LEGISLATIF. Le projet de loi relatif à l'énergie et au climat vient d'être voté, ce 11 septembre 2019 à l'Assemblée nationale, avant de retourner au Sénat le 26 septembre, en vue de son adoption définitive par le Parlement. Le volet sur la rénovation énergétique des passoires thermiques, à nouveau critiqué par des ONG, ne devrait plus être modifié.

Les textes législatifs sur la rénovation des passoires thermiques seront bientôt gravés dans le marbre. Le projet de loi relatif à l'énergie et au climat, qui consacre un volet à la rénovation de ces logements mal isolés, classés F ou G dans les diagnostics de performance énergétique, a été voté par l'Assemblée nationale ce mercredi 11 septembre. L'étape précédente date du 25 juillet, lorsque députés et sénateurs, réunis en commission mixte paritaire, avaient trouvé un terrain d'entente sur le projet de loi énergie et climat, au prix de compromis, notamment sur la rénovation des passoires thermiques, au nombre de 7 millions environ en France.

 

Pour mémoire, dès 2021, un propriétaire qui n'aura pas rénové son logement de façon à le sortir des classes F ou G ne pourra plus en augmenter le loyer à la faveur d'un changement de locataire. "Une mesure assez cosmétique, qui ne touche pas à la possibilité, pour les propriétaires, de demander des loyers astronomiques pour leurs passoires", taclent les ONG du Réseau Action Climat dans un communiqué publié le 9 septembre.
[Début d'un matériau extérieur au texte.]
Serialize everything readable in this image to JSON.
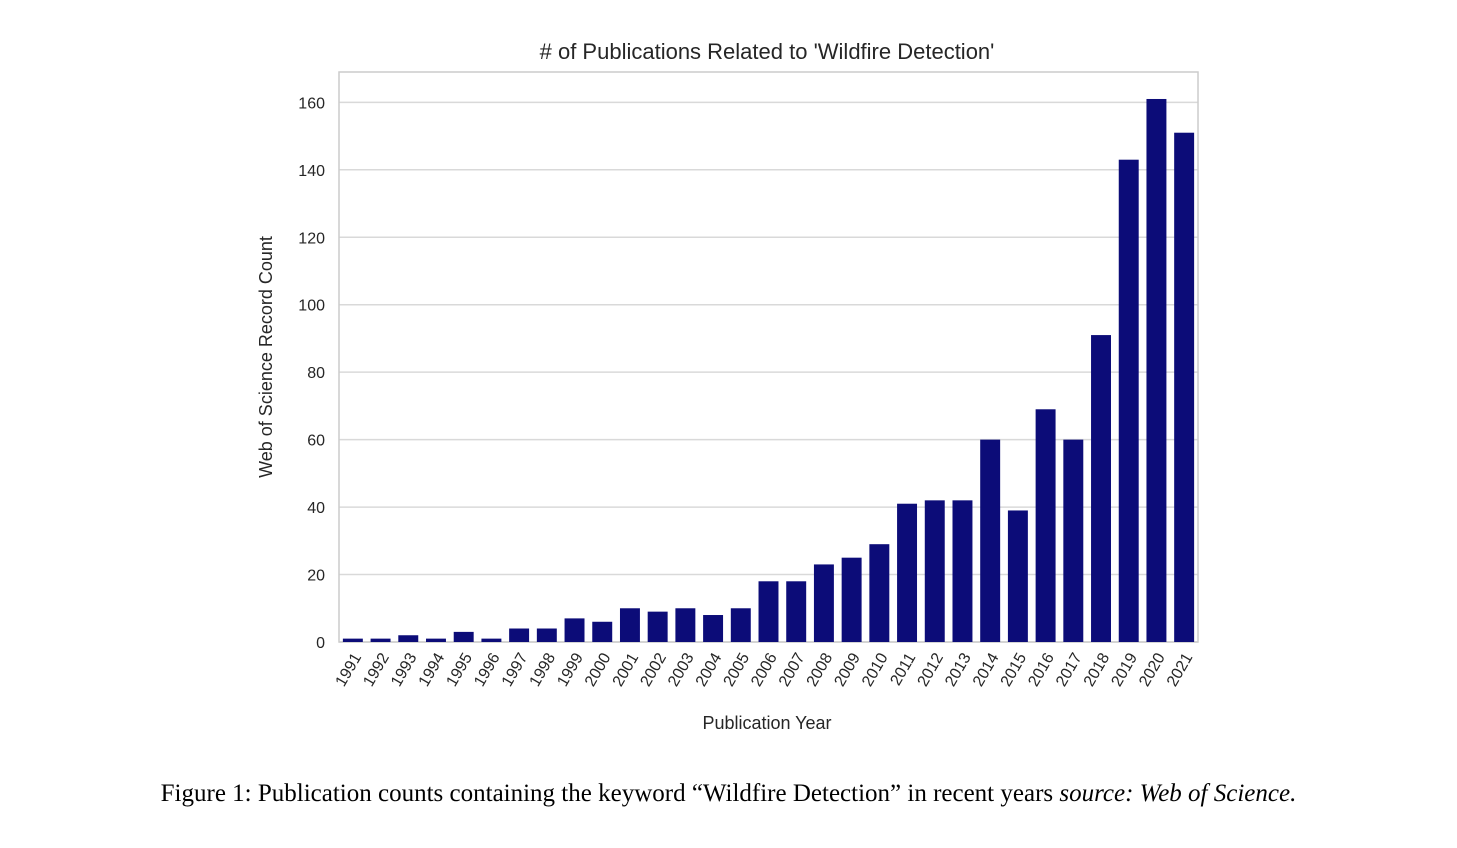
{
  "chart_data": {
    "type": "bar",
    "title": "# of Publications Related to 'Wildfire Detection'",
    "xlabel": "Publication Year",
    "ylabel": "Web of Science Record Count",
    "categories": [
      "1991",
      "1992",
      "1993",
      "1994",
      "1995",
      "1996",
      "1997",
      "1998",
      "1999",
      "2000",
      "2001",
      "2002",
      "2003",
      "2004",
      "2005",
      "2006",
      "2007",
      "2008",
      "2009",
      "2010",
      "2011",
      "2012",
      "2013",
      "2014",
      "2015",
      "2016",
      "2017",
      "2018",
      "2019",
      "2020",
      "2021"
    ],
    "values": [
      1,
      1,
      2,
      1,
      3,
      1,
      4,
      4,
      7,
      6,
      10,
      9,
      10,
      8,
      10,
      18,
      18,
      23,
      25,
      29,
      41,
      42,
      42,
      60,
      39,
      69,
      60,
      91,
      143,
      161,
      151
    ],
    "ylim": [
      0,
      169
    ],
    "yticks": [
      0,
      20,
      40,
      60,
      80,
      100,
      120,
      140,
      160
    ],
    "grid": true,
    "bar_color": "#0c0c78"
  },
  "caption": {
    "main": "Figure 1: Publication counts containing the keyword “Wildfire Detection” in recent years ",
    "source": "source: Web of Science."
  }
}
Ensuite, à partir de 2022, les propriétaires de biens classés F ou G devront réaliser un audit énergétique de leur bien et informer les locataires et/ou acquéreurs de celui-ci de ses dépenses énergétiques, via les annonces immobilières. "Une bonne chose", estime le Réseau Action Climat, mais "il aurait été utile d'associer cet audit à une obligation effective de réaliser des travaux", nuance-t-il. Puis, à compter de 2028, les propriétaires qui n'auront pas procédé à des travaux amenant leur logement au moins en classe E écoperont de sanctions. Sanctions sur la nature desquelles les parlementaires plancheront en 2023. "Le principe de l'obligation entre enfin dans la loi", salue le Réseau Action Climat, tout en fustigeant "des délais aberrants et des modalités en cas de non-respect qui restent à définir."

 

Seul le gouvernement peut désormais déposer des amendements

 

Le projet de loi issu de la CMP avait par ailleurs fait table rase du seuil de 330 kilowattheures par mètre carré et par an au-delà duquel un logement devait être déclaré indécent, de l'avis des sénateurs. "Le gouvernement envisage de fixer ce plafond à 600, voire 700, kwh/m2/an d'énergie finale, un niveau extravagant alors qu'un logement au-delà de la barre des 330 kwh/m2/an est déjà une passoire", s'indigne le Réseau Action Climat.

 

Autant de regrets qui semblent stériles car l'examen du projet de loi énergie et climat par les députés ce mercredi, puis par le Sénat le 26 septembre, consistera simplement à lire les conclusions de la commission mixte paritaire du 25 juillet, indique à Batiactu l'entourage d'Anthony Cellier, rapporteur du projet de loi à l'Assemblée. Les parlementaires ne peuvent plus déposer d'amendements, seul le gouvernement a cette possibilité. Nul doute que Julien Denormandie, ministre du Logement, et Emmanuelle Wargon, secrétaire d'Etat auprès de la ministre de la Transition écologique, seront très sollicités durant leur "Tour de France pour la rénovation du bâtiment", qu'ils entament à Angers ce mercredi.